The package will also see more than two trillion yen spent on kicking off a "low-carbon revolution" promoting solar power use, energy-saving vehicles and consumer electronics, a ruling party panel said.
It would also raise the tax-free amount of money parents can give to their children as gifts – a bid to tap the substantial savings of Japan\’s growing elderly population to boost residential property purchases.
Plummeting worldwide demand for Japanese cars, machinery and high-tech goods has put Japan on course for its worst economic slump since World War II.
But in a rare piece of good news, machinery orders – a leading indicator of corporate capital spending – unexpectedly rebounded 1.4 percent in February from a month earlier, ending a record four months of declines.
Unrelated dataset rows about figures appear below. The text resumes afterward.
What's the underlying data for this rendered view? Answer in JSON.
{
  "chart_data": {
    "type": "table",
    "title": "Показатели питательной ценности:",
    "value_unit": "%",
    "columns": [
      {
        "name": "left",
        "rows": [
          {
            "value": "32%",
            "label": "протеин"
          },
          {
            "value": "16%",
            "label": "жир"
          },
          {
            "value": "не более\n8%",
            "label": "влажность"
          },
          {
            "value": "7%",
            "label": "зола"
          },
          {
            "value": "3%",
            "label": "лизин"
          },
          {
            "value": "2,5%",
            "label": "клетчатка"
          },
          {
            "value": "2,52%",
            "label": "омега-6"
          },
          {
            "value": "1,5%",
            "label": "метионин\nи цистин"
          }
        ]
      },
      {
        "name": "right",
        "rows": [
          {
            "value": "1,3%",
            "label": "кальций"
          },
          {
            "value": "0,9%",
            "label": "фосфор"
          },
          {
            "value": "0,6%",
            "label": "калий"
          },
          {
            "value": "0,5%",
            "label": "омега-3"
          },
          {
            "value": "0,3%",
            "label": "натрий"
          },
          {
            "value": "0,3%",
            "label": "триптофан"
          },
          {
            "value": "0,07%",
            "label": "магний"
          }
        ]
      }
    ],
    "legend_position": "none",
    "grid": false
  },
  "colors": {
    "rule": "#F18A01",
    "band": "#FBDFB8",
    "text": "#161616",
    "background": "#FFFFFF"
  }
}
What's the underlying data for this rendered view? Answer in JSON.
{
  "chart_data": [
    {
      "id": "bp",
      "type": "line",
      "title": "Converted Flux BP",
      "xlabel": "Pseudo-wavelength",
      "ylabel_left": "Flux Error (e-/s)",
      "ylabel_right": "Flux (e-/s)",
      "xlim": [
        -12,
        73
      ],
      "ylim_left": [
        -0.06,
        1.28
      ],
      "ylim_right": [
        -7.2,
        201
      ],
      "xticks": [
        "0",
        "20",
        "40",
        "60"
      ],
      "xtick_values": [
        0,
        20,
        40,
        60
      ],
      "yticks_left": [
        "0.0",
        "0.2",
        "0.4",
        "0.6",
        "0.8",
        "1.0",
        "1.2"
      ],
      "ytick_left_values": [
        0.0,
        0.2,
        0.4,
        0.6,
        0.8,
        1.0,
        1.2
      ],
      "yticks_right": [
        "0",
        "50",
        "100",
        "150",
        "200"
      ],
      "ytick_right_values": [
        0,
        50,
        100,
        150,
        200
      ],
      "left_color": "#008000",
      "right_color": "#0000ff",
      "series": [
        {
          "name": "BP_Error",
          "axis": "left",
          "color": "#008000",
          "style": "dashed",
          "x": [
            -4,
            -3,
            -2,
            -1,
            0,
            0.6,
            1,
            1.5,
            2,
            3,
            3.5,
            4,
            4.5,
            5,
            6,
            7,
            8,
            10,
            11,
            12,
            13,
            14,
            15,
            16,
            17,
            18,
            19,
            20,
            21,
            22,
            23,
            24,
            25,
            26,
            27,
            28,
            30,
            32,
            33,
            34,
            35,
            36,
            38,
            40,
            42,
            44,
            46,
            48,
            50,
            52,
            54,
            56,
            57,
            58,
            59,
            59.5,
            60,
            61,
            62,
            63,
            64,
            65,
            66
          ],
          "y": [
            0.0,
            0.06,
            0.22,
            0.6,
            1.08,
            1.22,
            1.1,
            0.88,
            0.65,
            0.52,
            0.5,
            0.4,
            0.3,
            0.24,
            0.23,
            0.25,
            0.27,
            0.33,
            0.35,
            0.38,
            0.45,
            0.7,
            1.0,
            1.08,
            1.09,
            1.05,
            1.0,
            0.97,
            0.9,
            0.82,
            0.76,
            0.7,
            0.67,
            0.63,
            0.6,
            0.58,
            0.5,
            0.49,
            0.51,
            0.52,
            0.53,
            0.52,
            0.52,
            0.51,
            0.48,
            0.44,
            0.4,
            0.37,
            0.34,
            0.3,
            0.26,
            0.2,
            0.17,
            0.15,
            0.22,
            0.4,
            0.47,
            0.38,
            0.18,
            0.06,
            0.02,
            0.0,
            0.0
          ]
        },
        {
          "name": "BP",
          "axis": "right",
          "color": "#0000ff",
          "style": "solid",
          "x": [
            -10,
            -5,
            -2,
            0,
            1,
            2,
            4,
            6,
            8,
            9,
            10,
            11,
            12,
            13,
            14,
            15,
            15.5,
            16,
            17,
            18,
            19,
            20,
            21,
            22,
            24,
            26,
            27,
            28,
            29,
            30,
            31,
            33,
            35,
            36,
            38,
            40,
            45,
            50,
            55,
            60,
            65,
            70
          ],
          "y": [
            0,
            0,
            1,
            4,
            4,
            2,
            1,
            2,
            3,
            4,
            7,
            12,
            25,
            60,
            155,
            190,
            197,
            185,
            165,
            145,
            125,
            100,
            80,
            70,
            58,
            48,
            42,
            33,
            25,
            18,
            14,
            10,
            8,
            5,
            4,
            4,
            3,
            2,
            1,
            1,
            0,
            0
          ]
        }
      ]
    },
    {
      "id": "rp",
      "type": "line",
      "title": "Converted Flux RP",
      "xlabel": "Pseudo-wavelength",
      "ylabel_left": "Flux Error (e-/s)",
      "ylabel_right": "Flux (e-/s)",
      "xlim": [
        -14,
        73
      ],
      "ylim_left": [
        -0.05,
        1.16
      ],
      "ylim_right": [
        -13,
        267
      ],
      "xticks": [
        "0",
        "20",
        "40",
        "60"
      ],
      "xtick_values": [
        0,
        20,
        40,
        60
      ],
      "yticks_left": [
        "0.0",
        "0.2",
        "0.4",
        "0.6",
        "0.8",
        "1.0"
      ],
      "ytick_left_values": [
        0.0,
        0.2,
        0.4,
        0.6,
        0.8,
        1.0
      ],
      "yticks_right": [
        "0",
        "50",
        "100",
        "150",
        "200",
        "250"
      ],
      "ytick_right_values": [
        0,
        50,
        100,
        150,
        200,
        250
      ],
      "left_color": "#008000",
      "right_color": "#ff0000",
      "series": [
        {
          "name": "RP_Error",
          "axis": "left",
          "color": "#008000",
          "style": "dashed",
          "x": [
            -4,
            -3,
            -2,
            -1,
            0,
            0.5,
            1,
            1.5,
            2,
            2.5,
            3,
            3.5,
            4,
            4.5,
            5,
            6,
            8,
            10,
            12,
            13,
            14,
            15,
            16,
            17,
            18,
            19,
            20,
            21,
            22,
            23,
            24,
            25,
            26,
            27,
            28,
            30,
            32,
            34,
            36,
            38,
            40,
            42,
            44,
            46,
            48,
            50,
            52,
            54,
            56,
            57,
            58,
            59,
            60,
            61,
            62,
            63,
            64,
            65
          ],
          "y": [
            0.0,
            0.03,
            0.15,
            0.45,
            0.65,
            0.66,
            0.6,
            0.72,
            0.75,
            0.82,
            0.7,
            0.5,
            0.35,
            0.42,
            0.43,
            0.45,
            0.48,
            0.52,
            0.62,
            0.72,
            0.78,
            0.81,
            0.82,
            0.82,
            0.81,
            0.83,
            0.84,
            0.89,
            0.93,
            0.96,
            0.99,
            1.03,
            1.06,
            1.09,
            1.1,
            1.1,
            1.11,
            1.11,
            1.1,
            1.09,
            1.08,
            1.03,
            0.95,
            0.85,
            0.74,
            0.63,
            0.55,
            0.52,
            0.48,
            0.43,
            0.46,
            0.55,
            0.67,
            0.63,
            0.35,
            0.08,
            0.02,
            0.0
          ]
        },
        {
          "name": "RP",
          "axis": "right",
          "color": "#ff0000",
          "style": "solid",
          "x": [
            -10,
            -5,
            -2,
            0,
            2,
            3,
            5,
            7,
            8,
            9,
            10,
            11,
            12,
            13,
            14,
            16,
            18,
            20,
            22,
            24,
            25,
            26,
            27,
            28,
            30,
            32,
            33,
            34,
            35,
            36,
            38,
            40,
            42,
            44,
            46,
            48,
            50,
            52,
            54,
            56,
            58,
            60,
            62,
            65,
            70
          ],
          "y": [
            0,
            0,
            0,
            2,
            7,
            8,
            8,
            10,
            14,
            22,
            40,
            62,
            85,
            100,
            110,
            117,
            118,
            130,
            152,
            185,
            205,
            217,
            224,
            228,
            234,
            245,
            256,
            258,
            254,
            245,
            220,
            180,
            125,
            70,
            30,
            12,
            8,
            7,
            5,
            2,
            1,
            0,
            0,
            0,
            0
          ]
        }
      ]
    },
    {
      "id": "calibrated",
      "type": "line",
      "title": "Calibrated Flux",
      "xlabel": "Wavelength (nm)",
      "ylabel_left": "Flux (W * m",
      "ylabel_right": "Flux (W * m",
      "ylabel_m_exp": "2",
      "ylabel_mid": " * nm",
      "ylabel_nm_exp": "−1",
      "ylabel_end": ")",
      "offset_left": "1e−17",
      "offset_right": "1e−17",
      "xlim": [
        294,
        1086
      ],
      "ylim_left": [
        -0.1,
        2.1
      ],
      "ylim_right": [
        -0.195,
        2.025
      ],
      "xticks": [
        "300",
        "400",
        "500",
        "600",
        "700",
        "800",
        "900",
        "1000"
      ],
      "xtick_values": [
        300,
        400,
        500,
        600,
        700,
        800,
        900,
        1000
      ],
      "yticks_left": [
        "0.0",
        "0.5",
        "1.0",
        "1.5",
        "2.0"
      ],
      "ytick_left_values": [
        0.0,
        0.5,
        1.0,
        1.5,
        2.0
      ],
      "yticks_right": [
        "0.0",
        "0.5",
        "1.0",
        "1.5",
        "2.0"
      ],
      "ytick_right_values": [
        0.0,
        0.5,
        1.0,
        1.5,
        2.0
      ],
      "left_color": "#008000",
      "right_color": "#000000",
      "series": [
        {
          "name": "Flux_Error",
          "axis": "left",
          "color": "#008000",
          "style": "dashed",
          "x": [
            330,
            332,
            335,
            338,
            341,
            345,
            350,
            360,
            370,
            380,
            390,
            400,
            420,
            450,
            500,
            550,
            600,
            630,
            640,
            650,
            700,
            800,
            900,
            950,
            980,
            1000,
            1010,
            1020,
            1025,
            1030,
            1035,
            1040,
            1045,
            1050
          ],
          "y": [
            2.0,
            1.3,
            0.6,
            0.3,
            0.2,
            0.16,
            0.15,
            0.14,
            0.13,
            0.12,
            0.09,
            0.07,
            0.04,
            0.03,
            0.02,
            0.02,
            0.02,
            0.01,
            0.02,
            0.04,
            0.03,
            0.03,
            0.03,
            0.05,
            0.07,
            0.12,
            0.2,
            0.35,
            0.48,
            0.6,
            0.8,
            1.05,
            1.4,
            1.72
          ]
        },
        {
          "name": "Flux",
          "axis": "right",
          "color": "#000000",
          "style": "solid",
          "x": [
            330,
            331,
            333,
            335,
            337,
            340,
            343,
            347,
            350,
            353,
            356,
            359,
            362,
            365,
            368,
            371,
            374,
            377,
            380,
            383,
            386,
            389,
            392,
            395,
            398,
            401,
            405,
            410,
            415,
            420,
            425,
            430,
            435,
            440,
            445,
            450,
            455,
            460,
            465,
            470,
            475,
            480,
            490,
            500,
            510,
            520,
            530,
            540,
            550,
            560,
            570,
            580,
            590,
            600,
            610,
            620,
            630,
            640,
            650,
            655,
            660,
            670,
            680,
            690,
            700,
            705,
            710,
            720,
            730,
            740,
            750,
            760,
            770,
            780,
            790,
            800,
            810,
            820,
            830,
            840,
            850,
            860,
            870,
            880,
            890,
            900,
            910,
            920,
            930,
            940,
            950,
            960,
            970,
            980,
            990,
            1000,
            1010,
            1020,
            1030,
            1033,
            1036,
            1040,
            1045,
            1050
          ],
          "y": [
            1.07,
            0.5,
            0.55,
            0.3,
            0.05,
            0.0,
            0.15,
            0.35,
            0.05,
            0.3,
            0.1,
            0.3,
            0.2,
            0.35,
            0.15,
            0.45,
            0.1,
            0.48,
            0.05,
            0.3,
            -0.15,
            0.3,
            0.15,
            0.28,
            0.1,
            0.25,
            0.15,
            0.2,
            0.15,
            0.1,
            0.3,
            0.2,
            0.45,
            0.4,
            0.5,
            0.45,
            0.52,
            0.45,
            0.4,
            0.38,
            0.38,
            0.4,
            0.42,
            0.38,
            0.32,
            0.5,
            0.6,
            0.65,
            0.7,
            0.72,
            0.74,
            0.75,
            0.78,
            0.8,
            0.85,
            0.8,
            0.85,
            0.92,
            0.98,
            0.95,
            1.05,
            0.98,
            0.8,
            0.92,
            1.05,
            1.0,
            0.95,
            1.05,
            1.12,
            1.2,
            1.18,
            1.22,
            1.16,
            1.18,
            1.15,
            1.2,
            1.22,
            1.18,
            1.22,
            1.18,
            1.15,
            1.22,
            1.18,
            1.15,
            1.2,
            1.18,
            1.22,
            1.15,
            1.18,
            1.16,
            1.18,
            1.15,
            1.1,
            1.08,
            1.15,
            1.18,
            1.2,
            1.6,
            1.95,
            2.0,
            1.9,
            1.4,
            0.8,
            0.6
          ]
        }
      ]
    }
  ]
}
The government said core machinery orders are likely to have risen 4.1 percent in the three months to March from the previous quarter, a turnaround from a 16.7 percent plunge in the October-December period.
Investors welcomed the signs of improvement, sending the Nikkei stock index soaring 3.74 percent to the highest closing level in three months.
Analysts, however, cautioned against excessive optimism.
"We can\’t say the economy is breaking out of recession just yet," said Hiroshi Watanabe, economist at Daiwa Institute of Research. "It is still likely to keep wallowing at the deep bottom."
Japan\’s economy logged its worst performance in almost 35 years in the last quarter of 2008, shrinking at an annualised pace of 12.1 percent.
The ruling party said it was unrealistic to expect Japanese exports to be the sole driver of economic growth as they were in the past.
Analysts expect another sharp contraction in the first quarter of 2009, but they said the spending boost should provide some support in the future.
"There is not much the government can do directly about the crash in exports, but the imminent fiscal package appears set to provide credit to alleviate some of the pain of related firms, as well as giving a large stimulus to the domestic economy," said Macquarie Securities economist Richard Jerram.
The massive spending boost puts Japan back on familiar ground.
The Asian giant spent trillions of yen in the 1990s in an effort to resuscitate the economy after a burst asset bubble ushered in a decade of recession, economic stagnation and deflation.
The new package being prepared comes on top of stimulus measures approved by parliament since October that were worth a combined 75 trillion yen, of which actual fiscal spending was about 12 trillion yen.